Rural/Metro May Affect Delaware Breach of Fiduciary Duty Litigation
A recent decision of the Court of Chancery may significantly affect how breach of fiduciary litigation is conducted in the Delaware courts. In re Rural/Metro Stockholders Litigation, 2014 Del. Ch. LEXIS 202, held that RBC Capital Markets as a financial adviser to Rural/Metro was liable for about $75.8 million as a result of the Rural/Metro directors improperly negotiating a merger at too low a price and sending stockholders misleading information. Even more startling, the directors had settled the claims against them for just $6.6 million and had no obligation to contribute to the $75 million that RBC had to pay. How could this happen?
To begin with, it is important to note that the liability decision issued earlier in the Rural/Metro case had laid much of the blame for the board of directors' bad acts at the feet of RBC. The court concluded that RBC's advice to the Rural/Metro board was tainted by RBC's efforts to get a piece of the financing in another deal involving Rural/Metro's competitor. Hence, RBC was far from blameless for the liability incurred by the board of directors. Moreover, after the directors had settled before trial, RBC had elected to contest any liability, not just for itself, but even on behalf of the directors. RBC did not cross-claim to try to prove the directors were more culpable than RBC.
Faced with the odd situation of directors having settled and huge damages to pay, the court turned to how to allocate damages between RBC and the settling defendants. Under the provisions of the Delaware Uniform Contribution Among Tortfeasors Act, the defendants who settled could not be required to pay any part of the damages awarded after the trial. Instead, RBC, as the remaining defendant, was entitled to a credit against the judgment in proportion to the liability of the other defendants. That credit was what the Court of Chancery had to determine.
First, the court made several preliminary rulings. It held that RBC was entitled to claim a contribution credit from the other defendants even though RBC had not filed a cross-claim seeking that credit until after damages were determined. The court also determined that RBC could not seek a contribution credit for conduct that constituted a "fraud upon the board." These are important rulings insofar as they permit defendants to blame each other, after liability is established. Note, however, that the liability decision may foreclose that sort of claim later once the facts have been determined. For example, RBC was found guilty of a "fraud upon the board" in the liability decision. This means that even absent a cross-claim, defendants need to be mindful of the need to carefully differentiate their conduct from that of the other defendants during a liability trial.
This will not be easy to do in any case, but is particularly difficult because of a special aspect of Delaware corporate law. The right to contribution turns on joint liability. That is different from joint culpability.
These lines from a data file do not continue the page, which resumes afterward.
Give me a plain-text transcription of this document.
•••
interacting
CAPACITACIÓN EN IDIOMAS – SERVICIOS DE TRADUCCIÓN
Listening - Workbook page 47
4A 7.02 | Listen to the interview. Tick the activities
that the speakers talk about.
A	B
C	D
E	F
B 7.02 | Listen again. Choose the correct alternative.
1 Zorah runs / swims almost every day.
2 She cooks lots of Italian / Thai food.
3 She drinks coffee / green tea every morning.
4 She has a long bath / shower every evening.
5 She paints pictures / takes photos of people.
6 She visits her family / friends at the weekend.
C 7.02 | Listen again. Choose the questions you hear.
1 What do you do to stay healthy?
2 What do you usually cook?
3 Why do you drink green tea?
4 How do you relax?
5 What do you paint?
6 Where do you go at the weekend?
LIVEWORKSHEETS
Most Delaware corporations have a charter provision that exculpates directors from liability for their negligence, commonly referred to as a "duty of care" liability. Hence, if directors are not liable for a breach of their fiduciary duty to use care in making decisions because of such an exculpation provision, then they are also not subject to contribution claims based on their negligence. They may be culpable, but they are not liable.
This point made a big difference in the outcome of the Rural/Metro case. The court concluded that only two of the seven directors were liable for the breach of duty it found. The others were exculpated by Rural/Metro's charter. That dramatically reduced the contribution credit RBC received. That factor, plus the decision that RBC was precluded from seeking contribution credit for that part of the claim based on the "fraud upon the board," meant that RBC ended up with responsibility for 83 percent of the damages.
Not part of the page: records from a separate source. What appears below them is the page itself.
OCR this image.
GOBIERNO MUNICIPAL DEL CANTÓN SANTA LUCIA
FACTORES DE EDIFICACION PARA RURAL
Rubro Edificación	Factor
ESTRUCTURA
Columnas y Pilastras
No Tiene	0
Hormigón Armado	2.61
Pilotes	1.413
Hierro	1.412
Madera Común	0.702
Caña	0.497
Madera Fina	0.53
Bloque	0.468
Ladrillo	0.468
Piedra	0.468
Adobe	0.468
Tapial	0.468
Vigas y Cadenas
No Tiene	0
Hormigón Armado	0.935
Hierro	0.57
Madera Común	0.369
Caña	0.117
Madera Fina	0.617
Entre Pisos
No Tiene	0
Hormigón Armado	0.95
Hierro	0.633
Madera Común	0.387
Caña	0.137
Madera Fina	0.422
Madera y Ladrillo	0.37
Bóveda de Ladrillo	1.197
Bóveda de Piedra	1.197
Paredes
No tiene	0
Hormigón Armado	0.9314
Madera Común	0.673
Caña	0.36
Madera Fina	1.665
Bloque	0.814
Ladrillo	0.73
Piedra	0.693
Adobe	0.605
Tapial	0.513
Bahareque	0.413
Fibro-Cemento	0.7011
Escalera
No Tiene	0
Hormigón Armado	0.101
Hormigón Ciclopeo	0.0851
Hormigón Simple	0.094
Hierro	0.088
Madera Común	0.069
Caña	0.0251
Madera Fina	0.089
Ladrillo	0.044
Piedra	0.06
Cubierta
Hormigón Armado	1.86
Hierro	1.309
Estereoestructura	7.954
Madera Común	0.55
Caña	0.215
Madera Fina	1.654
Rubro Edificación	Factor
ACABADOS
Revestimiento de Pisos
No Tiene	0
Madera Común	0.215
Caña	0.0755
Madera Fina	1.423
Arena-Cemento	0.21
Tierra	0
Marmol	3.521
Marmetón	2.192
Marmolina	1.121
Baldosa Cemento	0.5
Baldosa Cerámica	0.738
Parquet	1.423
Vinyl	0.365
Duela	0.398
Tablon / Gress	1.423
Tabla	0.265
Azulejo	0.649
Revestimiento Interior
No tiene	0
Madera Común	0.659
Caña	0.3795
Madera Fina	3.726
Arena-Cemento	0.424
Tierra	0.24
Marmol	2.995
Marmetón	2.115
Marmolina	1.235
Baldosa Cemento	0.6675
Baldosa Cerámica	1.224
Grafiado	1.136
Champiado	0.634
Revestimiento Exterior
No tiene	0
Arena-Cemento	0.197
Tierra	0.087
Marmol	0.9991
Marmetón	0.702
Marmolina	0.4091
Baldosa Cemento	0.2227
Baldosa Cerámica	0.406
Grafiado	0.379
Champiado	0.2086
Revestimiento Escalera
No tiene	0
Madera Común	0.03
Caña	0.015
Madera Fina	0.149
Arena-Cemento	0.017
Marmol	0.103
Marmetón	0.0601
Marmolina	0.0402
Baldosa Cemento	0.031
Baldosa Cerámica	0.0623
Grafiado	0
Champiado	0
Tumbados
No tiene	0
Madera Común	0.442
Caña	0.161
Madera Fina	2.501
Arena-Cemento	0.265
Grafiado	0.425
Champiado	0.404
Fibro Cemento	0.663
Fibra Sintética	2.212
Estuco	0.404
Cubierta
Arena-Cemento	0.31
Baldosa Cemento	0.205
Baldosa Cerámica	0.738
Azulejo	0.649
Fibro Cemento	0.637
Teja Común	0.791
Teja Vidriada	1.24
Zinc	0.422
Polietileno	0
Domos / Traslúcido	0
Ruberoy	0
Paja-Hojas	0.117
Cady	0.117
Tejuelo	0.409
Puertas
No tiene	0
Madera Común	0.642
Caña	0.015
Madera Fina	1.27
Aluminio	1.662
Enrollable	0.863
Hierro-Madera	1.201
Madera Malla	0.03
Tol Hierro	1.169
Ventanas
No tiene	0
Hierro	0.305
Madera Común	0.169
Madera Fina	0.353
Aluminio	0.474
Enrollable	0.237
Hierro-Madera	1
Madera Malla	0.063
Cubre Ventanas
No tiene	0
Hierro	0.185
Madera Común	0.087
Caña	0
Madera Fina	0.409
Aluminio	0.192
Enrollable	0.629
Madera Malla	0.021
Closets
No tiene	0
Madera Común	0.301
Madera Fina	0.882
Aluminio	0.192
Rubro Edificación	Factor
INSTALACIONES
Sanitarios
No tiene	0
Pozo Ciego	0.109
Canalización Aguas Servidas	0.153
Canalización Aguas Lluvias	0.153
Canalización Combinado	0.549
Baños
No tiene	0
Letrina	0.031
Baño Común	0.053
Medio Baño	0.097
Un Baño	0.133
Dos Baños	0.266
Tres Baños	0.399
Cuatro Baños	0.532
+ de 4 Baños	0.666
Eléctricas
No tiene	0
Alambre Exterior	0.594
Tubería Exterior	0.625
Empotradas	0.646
What, then, does all this mean in the real world? There are several practice points that Rural/Metro suggests. First, as Rural/Metro shows, the defendants in breach of fiduciary duty cases may have different interests, even if they are all on the same board of directors. That potential conflict of interests needs to be addressed, including possibly retaining separate counsel. You do not want to face questions from one client about why she cannot get contribution credit after trial from your other client.
Second, when representing non-settling defendants in such a case, you need to be mindful of the limits on your contribution rights. Do not expect to get a contribution credit from directors whose liability is exculpated under charter provisions dealing with breach of duty claims. Your client may be stuck with most of the damages. That will affect whether you should join the settlement.
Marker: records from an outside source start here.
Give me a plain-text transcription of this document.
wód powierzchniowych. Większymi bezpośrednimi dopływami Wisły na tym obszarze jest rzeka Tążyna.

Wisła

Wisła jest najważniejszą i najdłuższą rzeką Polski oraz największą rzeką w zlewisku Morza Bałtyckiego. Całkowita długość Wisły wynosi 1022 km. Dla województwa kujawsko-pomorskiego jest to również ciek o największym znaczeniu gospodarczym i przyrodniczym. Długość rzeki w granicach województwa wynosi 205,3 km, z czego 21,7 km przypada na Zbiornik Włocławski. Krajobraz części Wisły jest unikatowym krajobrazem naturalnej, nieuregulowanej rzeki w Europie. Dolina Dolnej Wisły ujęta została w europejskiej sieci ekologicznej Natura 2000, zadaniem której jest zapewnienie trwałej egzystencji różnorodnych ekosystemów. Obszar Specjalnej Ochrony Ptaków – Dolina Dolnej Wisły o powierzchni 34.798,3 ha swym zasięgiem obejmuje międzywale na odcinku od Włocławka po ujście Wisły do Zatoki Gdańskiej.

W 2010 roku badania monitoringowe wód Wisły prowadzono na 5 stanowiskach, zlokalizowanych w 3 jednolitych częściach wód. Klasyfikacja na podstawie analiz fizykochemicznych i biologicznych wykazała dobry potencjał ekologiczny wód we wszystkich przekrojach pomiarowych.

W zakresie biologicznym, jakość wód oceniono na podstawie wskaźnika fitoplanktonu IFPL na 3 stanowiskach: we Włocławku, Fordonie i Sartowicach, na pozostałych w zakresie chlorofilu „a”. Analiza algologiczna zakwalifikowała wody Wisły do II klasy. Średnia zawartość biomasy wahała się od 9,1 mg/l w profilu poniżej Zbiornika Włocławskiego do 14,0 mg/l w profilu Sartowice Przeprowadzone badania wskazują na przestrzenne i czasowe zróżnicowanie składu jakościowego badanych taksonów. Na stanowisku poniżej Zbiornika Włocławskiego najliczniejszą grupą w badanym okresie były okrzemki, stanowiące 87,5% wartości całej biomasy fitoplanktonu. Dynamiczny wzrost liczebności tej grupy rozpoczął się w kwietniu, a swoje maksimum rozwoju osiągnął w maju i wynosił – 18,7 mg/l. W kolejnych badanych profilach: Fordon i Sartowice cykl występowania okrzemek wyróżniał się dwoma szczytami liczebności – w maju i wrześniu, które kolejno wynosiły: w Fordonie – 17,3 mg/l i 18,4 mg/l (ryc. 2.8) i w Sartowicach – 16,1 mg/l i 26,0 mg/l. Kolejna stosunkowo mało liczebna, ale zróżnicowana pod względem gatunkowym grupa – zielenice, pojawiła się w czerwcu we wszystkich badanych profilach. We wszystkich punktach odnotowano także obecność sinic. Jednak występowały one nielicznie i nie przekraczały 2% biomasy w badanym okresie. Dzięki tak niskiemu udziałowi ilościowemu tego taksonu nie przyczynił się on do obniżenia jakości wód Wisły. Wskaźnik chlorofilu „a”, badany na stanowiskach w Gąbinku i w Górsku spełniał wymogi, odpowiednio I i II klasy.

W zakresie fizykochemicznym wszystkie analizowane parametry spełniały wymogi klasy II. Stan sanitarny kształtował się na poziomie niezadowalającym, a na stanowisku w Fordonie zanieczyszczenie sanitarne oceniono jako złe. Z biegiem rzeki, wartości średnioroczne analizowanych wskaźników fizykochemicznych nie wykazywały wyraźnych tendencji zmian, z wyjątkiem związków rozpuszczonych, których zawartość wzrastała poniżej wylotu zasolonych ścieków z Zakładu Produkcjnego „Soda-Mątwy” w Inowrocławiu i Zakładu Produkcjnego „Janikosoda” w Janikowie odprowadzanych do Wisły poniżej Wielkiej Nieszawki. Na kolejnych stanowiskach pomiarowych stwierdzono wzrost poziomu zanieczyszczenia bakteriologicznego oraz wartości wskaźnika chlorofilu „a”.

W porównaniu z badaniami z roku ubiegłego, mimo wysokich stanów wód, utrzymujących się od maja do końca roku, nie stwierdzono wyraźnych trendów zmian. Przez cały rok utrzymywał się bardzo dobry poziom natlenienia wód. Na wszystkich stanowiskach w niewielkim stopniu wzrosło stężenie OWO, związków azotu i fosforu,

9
Finally, the Rural/Metro decision was fairly lenient in its ruling that permitted RBC to assert contribution claims post-trial on liability. While its ruling seems correct, there is not a controlling Delaware Supreme Court decision that would permit that post-trial procedure. This cautions that care is needed to preserve contribution rights that might otherwise be lost.
Rural/Metro is a major decision from a well-respected court. It deserves full and careful reading that will disclose a lot more than this short article discusses.